God is creator, Jesus is his son who died on the cross for our sake, this act of sacrifice made possible our eternal salvation -- these claims are unchanged. But what exactly this all might mean is another matter.*sigh* I will never have what it takes to be a philosopher, as keeping to an outdated text in light of new knowledge is a special art. I can picture it: one day reading a sacred text sentence and understanding that it clearly states "A" and means "A". Then upon receiving some revised scientific fact "F", mumbling to myself, 'Ah, this text says "A" but must mean "B" so that "F" fits.' The text "A" does not and must not ever change. Text "A" is assumed to be correct for whatever the definition of correct is now. It is like numerology: Any number or sequence of numbers can be imagined to have any meaning you want with applied interpretation. It seems that the philosopher's job is to do the same with sacred texts; keep the words, but have a mental transformation of the text from "A" to "B". I don't have the mental fortitude to keep assuming such a flawed source text is correct, when so much of it is shown to be bunkum. I would toss it out and get something more accurate and up to date. Ah well, I can console myself with the fact I am better paid than a philosopher, without having to go through these mental gymnastics.

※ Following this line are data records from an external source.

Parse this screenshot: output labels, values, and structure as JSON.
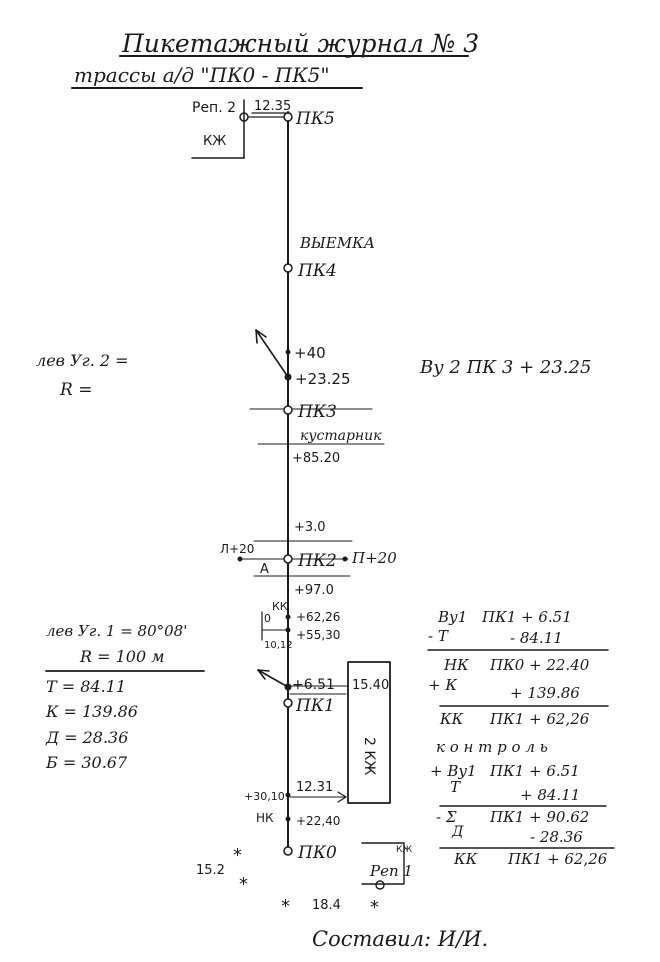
{
  "title": "Пикетажный журнал № 3",
  "subtitle": "трассы а/д  \"ПК0 - ПК5\"",
  "benchmarks": {
    "rep2": "Реп. 2",
    "rep2_value": "12.35",
    "rep2_kzh": "КЖ",
    "rep1": "Реп 1",
    "rep1_kzh": "КЖ"
  },
  "stations": {
    "pk5": "ПК5",
    "vyemka": "ВЫЕМКА",
    "pk4": "ПК4",
    "p40": "+40",
    "p2325": "+23.25",
    "pk3": "ПК3",
    "kustarnik": "кустарник",
    "p8520": "+85.20",
    "p30": "+3.0",
    "l20": "Л+20",
    "pk2": "ПК2",
    "p_r20": "П+20",
    "a_mark": "А",
    "p970": "+97.0",
    "kk": "КК",
    "p6226": "+62,26",
    "zero_mark": "0",
    "p5530": "+55,30",
    "v1012": "10,12",
    "p651": "+6.51",
    "b1540": "15.40",
    "pk1": "ПК1",
    "kzh2": "2 КЖ",
    "p1231": "12.31",
    "p3010": "+30,10",
    "nk": "НК",
    "p2240": "+22,40",
    "pk0": "ПК0",
    "m152": "15.2",
    "m184": "18.4"
  },
  "angle2": {
    "line1": "лев Уг. 2 =",
    "line2": "R ="
  },
  "vu2": "Ву 2   ПК 3 + 23.25",
  "angle1": {
    "line1": "лев Уг. 1 = 80°08'",
    "line2": "R = 100 м",
    "t": "Т = 84.11",
    "k": "К = 139.86",
    "d": "Д = 28.36",
    "b": "Б = 30.67"
  },
  "calc": {
    "r1a": "Ву1",
    "r1b": "ПК1 + 6.51",
    "r2a": "- Т",
    "r2b": "- 84.11",
    "r3a": "НК",
    "r3b": "ПК0 + 22.40",
    "r4a": "+ К",
    "r4b": "+ 139.86",
    "r5a": "КК",
    "r5b": "ПК1 + 62,26",
    "control": "к о н т р о л ь",
    "r7a": "+ Ву1",
    "r7b": "ПК1 + 6.51",
    "r8a": "Т",
    "r8b": "+ 84.11",
    "r9a": "- Σ",
    "r9b": "ПК1 + 90.62",
    "r10a": "Д",
    "r10b": "- 28.36",
    "r11a": "КК",
    "r11b": "ПК1 + 62,26"
  },
  "signature": "Составил:  И/И."
}
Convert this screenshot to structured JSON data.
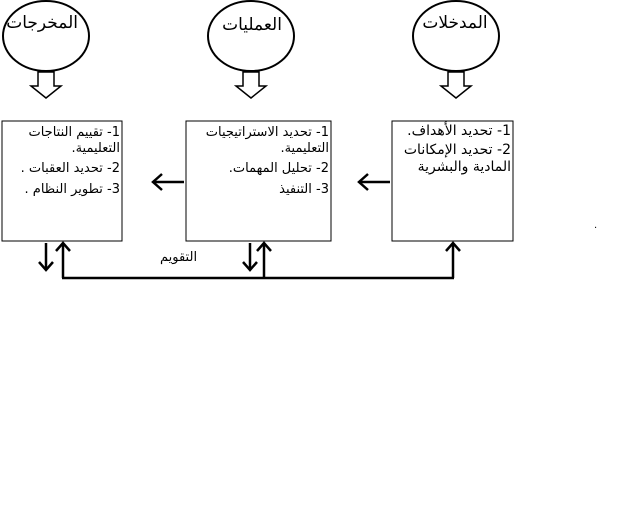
{
  "circles": {
    "outputs": "المخرجات",
    "processes": "العمليات",
    "inputs": "المدخلات"
  },
  "boxes": {
    "outputs": {
      "items": [
        "1- تقييم النتاجات التعليمية.",
        "2- تحديد العقبات .",
        "3- تطوير النظام ."
      ]
    },
    "processes": {
      "items": [
        "1- تحديد الاستراتيجيات التعليمية.",
        "2- تحليل المهمات.",
        "3- التنفيذ"
      ]
    },
    "inputs": {
      "items": [
        "1- تحديد الأهداف.",
        "2- تحديد الإمكانات المادية والبشرية"
      ]
    }
  },
  "feedback_label": "التقويم",
  "stray_mark": "."
}
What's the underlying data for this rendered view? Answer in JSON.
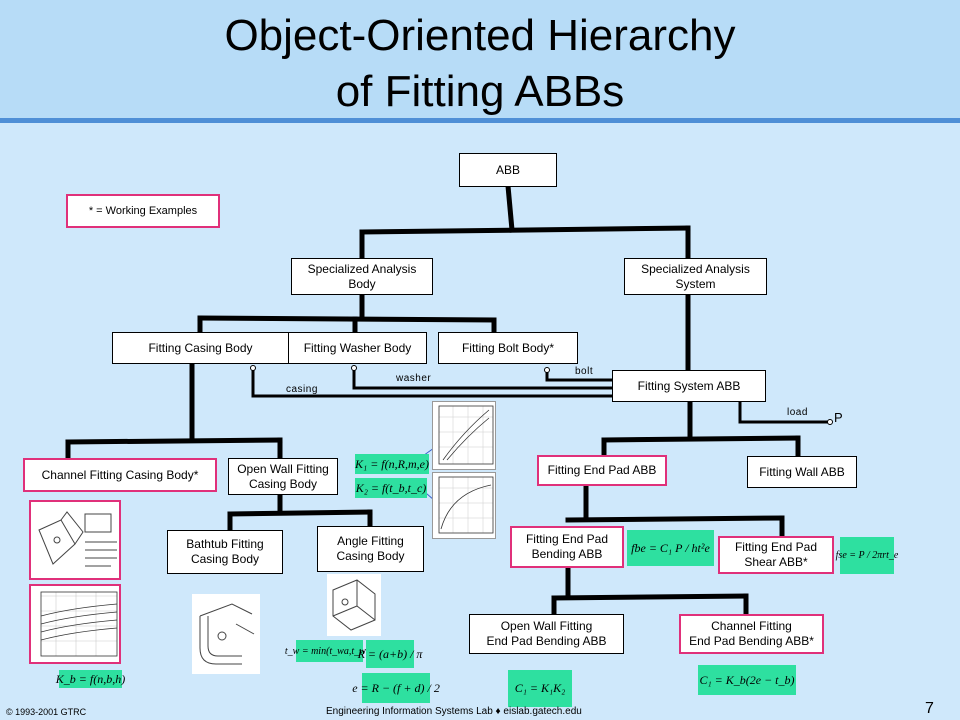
{
  "slide": {
    "title_line1": "Object-Oriented Hierarchy",
    "title_line2": "of Fitting ABBs",
    "page_number": "7",
    "copyright": "© 1993-2001  GTRC",
    "footer_lab": "Engineering Information Systems Lab ♦ eislab.gatech.edu"
  },
  "legend": {
    "working_examples": "* = Working Examples"
  },
  "nodes": {
    "abb": "ABB",
    "spec_body": "Specialized Analysis\nBody",
    "spec_system": "Specialized Analysis\nSystem",
    "casing_body": "Fitting Casing Body",
    "washer_body": "Fitting Washer Body",
    "bolt_body": "Fitting Bolt Body*",
    "system_abb": "Fitting System ABB",
    "channel_casing": "Channel Fitting Casing Body*",
    "open_wall_casing": "Open Wall Fitting\nCasing Body",
    "bathtub_casing": "Bathtub Fitting\nCasing Body",
    "angle_casing": "Angle Fitting\nCasing Body",
    "end_pad_abb": "Fitting End Pad ABB",
    "wall_abb": "Fitting Wall ABB",
    "end_pad_bending": "Fitting End Pad\nBending ABB",
    "end_pad_shear": "Fitting End Pad\nShear ABB*",
    "open_wall_bending": "Open Wall Fitting\nEnd Pad Bending ABB",
    "channel_bending": "Channel Fitting\nEnd Pad Bending ABB*"
  },
  "link_labels": {
    "casing": "casing",
    "washer": "washer",
    "bolt": "bolt",
    "load": "load",
    "p": "P"
  },
  "formulas": {
    "k1": "K₁ = f(n,R,m,e)",
    "k2": "K₂ = f(t_b,t_c)",
    "fbe": "fbe =  C₁ P / ht²e",
    "fse": "fse =  P / 2πrt_e",
    "kb": "K_b = f(n,b,h)",
    "tw": "t_w = min(t_wa,t_wb)",
    "r": "R = (a+b) / π",
    "e": "e = R − (f + d) / 2",
    "c1": "C₁ = K₁K₂",
    "c1b": "C₁ = K_b(2e − t_b)"
  }
}
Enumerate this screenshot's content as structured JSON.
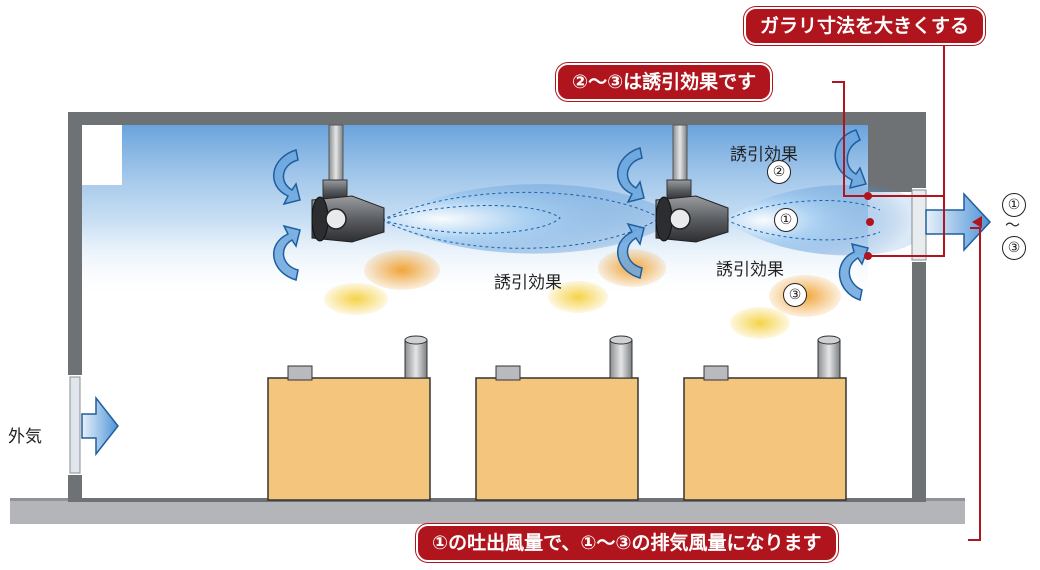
{
  "callouts": {
    "top": "ガラリ寸法を大きくする",
    "middle": "②〜③は誘引効果です",
    "bottom": "①の吐出風量で、①〜③の排気風量になります"
  },
  "labels": {
    "induction_left": "誘引効果",
    "induction_top_right": "誘引効果",
    "induction_bottom_right": "誘引効果",
    "outside_air": "外気",
    "tilde": "〜"
  },
  "markers": {
    "one": "①",
    "two": "②",
    "three": "③"
  },
  "colors": {
    "callout_red": "#b0151d",
    "wall_gray": "#6f7275",
    "floor_gray": "#b3b5b8",
    "air_blue": "#4f93d6",
    "machine_tan": "#f4c57c",
    "heat_orange": "#f0a030",
    "heat_yellow": "#f5d040"
  },
  "icons": [
    "fan-jet-nozzle-icon",
    "curved-arrow-icon",
    "flow-arrow-icon",
    "exhaust-duct-icon"
  ]
}
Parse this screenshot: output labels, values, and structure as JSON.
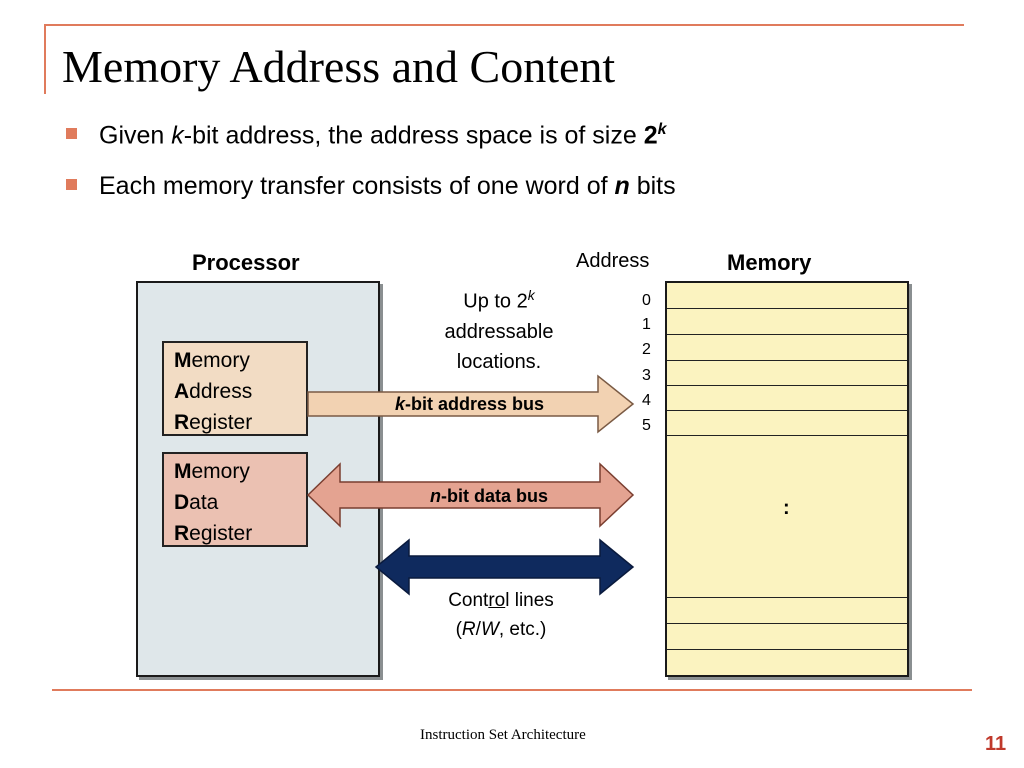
{
  "slide": {
    "title": "Memory Address and Content",
    "bullets": [
      {
        "pre": "Given ",
        "k": "k",
        "mid": "-bit address, the address space is of size ",
        "base": "2",
        "exp": "k"
      },
      {
        "pre": "Each memory transfer consists of one word of ",
        "n": "n",
        "post": " bits"
      }
    ],
    "footer": "Instruction Set Architecture",
    "page_number": "11",
    "accent_color": "#e07b5c"
  },
  "diagram": {
    "processor_label": "Processor",
    "memory_label": "Memory",
    "address_label": "Address",
    "mar": {
      "l1b": "M",
      "l1": "emory",
      "l2b": "A",
      "l2": "ddress",
      "l3b": "R",
      "l3": "egister"
    },
    "mdr": {
      "l1b": "M",
      "l1": "emory",
      "l2b": "D",
      "l2": "ata",
      "l3b": "R",
      "l3": "egister"
    },
    "up_to": {
      "line1": "Up to 2",
      "exp": "k",
      "line2": "addressable",
      "line3": "locations."
    },
    "address_bus": {
      "var": "k",
      "text": "-bit address bus"
    },
    "data_bus": {
      "var": "n",
      "text": "-bit data bus"
    },
    "control": {
      "pre": "Cont",
      "underlined": "ro",
      "post": "l lines",
      "l2_open": "(",
      "r": "R",
      "slash": "/",
      "w": "W",
      "l2_close": ", etc.)"
    },
    "addresses": [
      "0",
      "1",
      "2",
      "3",
      "4",
      "5"
    ],
    "ellipsis": ":",
    "colors": {
      "processor": "#dfe7ea",
      "memory": "#fbf3c0",
      "mar": "#f2dcc4",
      "mdr": "#ebc1b2",
      "address_bus": "#f2d2b2",
      "data_bus": "#e4a391",
      "control_bus": "#0f2a5e"
    }
  }
}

Note that the language can force changes to it - see The King James Bible, or the first bibles printed in English/Dutch/German instead of Latin, but the translation is very carefully kept intact.
Science will never be overtaken by theology or religion as far as relevance goes while theology continues to use a source book that is never revised or updated. Old textbooks are not very useful as they contain outdated information, so are regularly updated and revised, and the old editions pulped for recycling. Sacred religious texts (Bible, Koran etc) are kept as old as possible so the true word of god is not mistaken. Anything stated as clear fact in a sacred text that disagrees with science is then classified as metaphor or reinterpreted by theologists; but why is the source text not updated to reflect this new understanding? Where are the "F" and "B" footnotes? These texts are the words of God; his vital instructions to all humans on the most important subjects ever! Is it not every theologists and philosophers duty to make sure the followers of these texts understand what they "really" mean?
It is almost as if the main goal is to prevent revised knowledge from getting to the vast majority of readers, otherwise they might question the validity of the source material.
How about theologists get together and annotate the bible by highlighting the bits to take literally, and use a different colour for metaphor, and footnote the metaphor to explain it. Now there's a project just crying out for Templeton funding.